Advanced Installation

Author: PyBlosxom Development Team
Version: advanced_installation.txt 1042 2007-06-16 04:22:36Z willhelm
Copyright: This document is distributed under the MIT license.

Contents

We encourage you not to try any of this until you've gotten a blog up and running.

This chapter covers additional advanced things you can do to your blog that will make it nicer. However, they're not necessary and they're advanced and we consider these things to be very much a "you're on your own" kind of issue.

If you ever have problems with PyBlosxom and you ask us questions on the pyblosxom-users or pyblosxom-devel mailing lists, make sure you explicitly state what things you've done from this chapter. It'll go a long way in helping us to help you.

Renaming the pyblosxom.cgi Script

In the default installation, the PyBlosxom script is named pyblosxom.cgi.

For a typical user on an Apache installation with user folders turned on, PyBlosxom URLs could look like this:

http://www.joe.com/~joe/cgi-bin/pyblosxom.cgi
http://www.joe.com/~joe/cgi-bin/pyblosxom.cgi/an_entry.html
http://www.joe.com/~joe/cgi-bin/pyblosxom.cgi/programming/another_entry.html

That gets pretty long and it's not very good looking. For example, telling the URL to your mother or best friend over the phone would be challenging. It would be nice if we could shorten and simplify it.

So, we have some options:

Both methods are described here in more detail.

Change the Name of the pyblosxom.cgi Script

There's no reason that pyblosxom.cgi has to be named pyblosxom.cgi. Let's try changing it from pyblosxom.cgi to blog. Now our example URLs look like this:

http://www.joe.com/~joe/cgi-bin/blog
http://www.joe.com/~joe/cgi-bin/blog/an_entry.html
http://www.joe.com/~joe/cgi-bin/blog/category1/another_entry.html

That's better looking in the example. In your specific circumstances, that may be all you need.

You might have to change the base_url property in your config.py file to match the new URL.

Note

A note about the base_url:

The base_url property should NOT have a trailing slash.

If you're running on Apache, you might have to tell Apache that this is a CGI script even if it doesn't have a .cgi at the end of it. If you can use .htaccess files to override Apache settings, you might be able to do something like this:

# this allows execution of CGI scripts in this directory
Options ExecCGI

# if the user doesn't specify a file, then instead of doing the
# regular directory listing, we look at "blog" (which is our
# pyblosxom.cgi script renamed)
DirectoryIndex blog

# this tells Apache that even though "blog" doesn't end in .cgi,
# it is in fact a CGI script and should be treated as such
<Files blog>
ForceType application/cgi-script
SetHandler cgi-script
</Files>

You may need to stop and restart Apache for your Apache changes to take effect.

Hiding the .cgi with RewriteRule

Apache has a module for URL rewriting which allows you to convert incoming URLs to other URLs that can be handled internally. You can do URL rewriting based on all sorts of things. See the Apache manual for more details.

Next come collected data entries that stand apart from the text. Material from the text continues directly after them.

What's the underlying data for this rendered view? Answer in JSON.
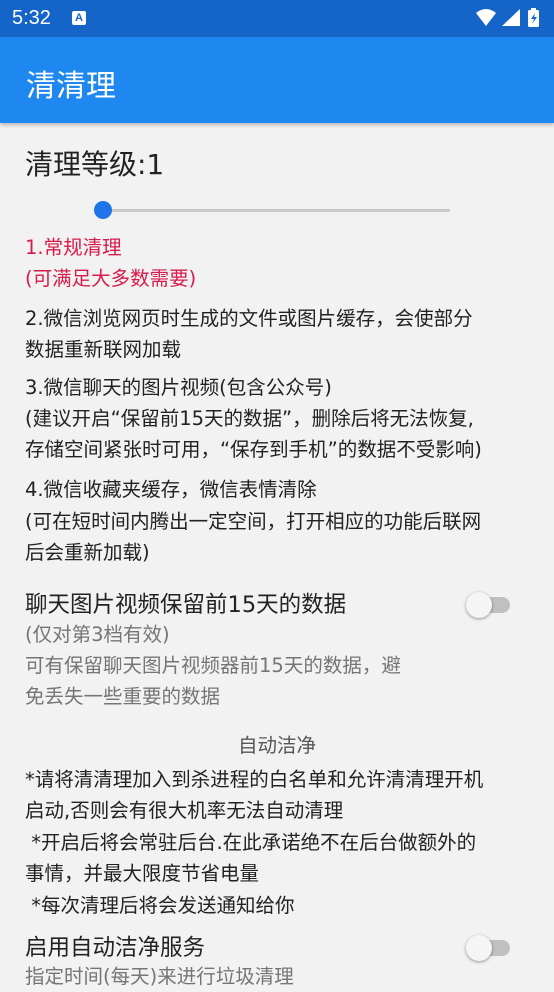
{
  "status_bar": {
    "time": "5:32",
    "notification_icon": "a-icon",
    "icons": [
      "wifi-icon",
      "signal-icon",
      "battery-icon"
    ]
  },
  "app_bar": {
    "title": "清清理"
  },
  "level": {
    "label": "清理等级:1",
    "slider_value": 1,
    "slider_min": 1,
    "slider_max": 4
  },
  "descriptions": {
    "item1_line1": "1.常规清理",
    "item1_line2": "(可满足大多数需要)",
    "item2_line1": "2.微信浏览网页时生成的文件或图片缓存，会使部分",
    "item2_line2": "数据重新联网加载",
    "item3_line1": "3.微信聊天的图片视频(包含公众号)",
    "item3_line2": "(建议开启“保留前15天的数据”，删除后将无法恢复,",
    "item3_line3": "存储空间紧张时可用，“保存到手机”的数据不受影响)",
    "item4_line1": "4.微信收藏夹缓存，微信表情清除",
    "item4_line2": "(可在短时间内腾出一定空间，打开相应的功能后联网",
    "item4_line3": "后会重新加载)"
  },
  "keep15": {
    "title": "聊天图片视频保留前15天的数据",
    "sub1": "(仅对第3档有效)",
    "sub2": "可有保留聊天图片视频器前15天的数据，避",
    "sub3": "免丢失一些重要的数据",
    "enabled": false
  },
  "auto_clean": {
    "header": "自动洁净",
    "note1_line1": "*请将清清理加入到杀进程的白名单和允许清清理开机",
    "note1_line2": "启动,否则会有很大机率无法自动清理",
    "note2_line1": " *开启后将会常驻后台.在此承诺绝不在后台做额外的",
    "note2_line2": "事情，并最大限度节省电量",
    "note3": " *每次清理后将会发送通知给你",
    "service_title": "启用自动洁净服务",
    "service_sub": "指定时间(每天)来进行垃圾清理",
    "enabled": false
  },
  "colors": {
    "status_bar": "#1565c8",
    "app_bar": "#1e88f0",
    "accent": "#1e74e8",
    "highlight_text": "#d81b4a"
  }
}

In our case, we want all incoming URLs pointing to blog to get rewritten to cgi-bin/pyblosxom.cgi so they can be handled by PyBlosxom. Then all our URLs will look like this:

http://www.joe.com/~joe/blog
http://www.joe.com/~joe/blog/an_entry.html
http://www.joe.com/~joe/blog/category1/another_entry.html

To do this, we create an .htaccess file (it has to be named exactly that) in our public_html directory (or wherever it is that /~joe/ points to). In that file we have the following code:

RewriteEngine on
RewriteRule   ^blog?(.*)$   /~joe/cgi-bin/pyblosxom.cgi$1   [last]

The first line turns on the Apache mod_rewrite engine so that it will rewrite URLs.

The second line has four parts. The first part denotes the line as a RewriteRule. The second part states the regular expression that matches the part of the URL that we want to rewrite. The third part denotes what we're rewriting the URL to. The fourth part states that after this rule is applied, no future rewrite rules should be applied.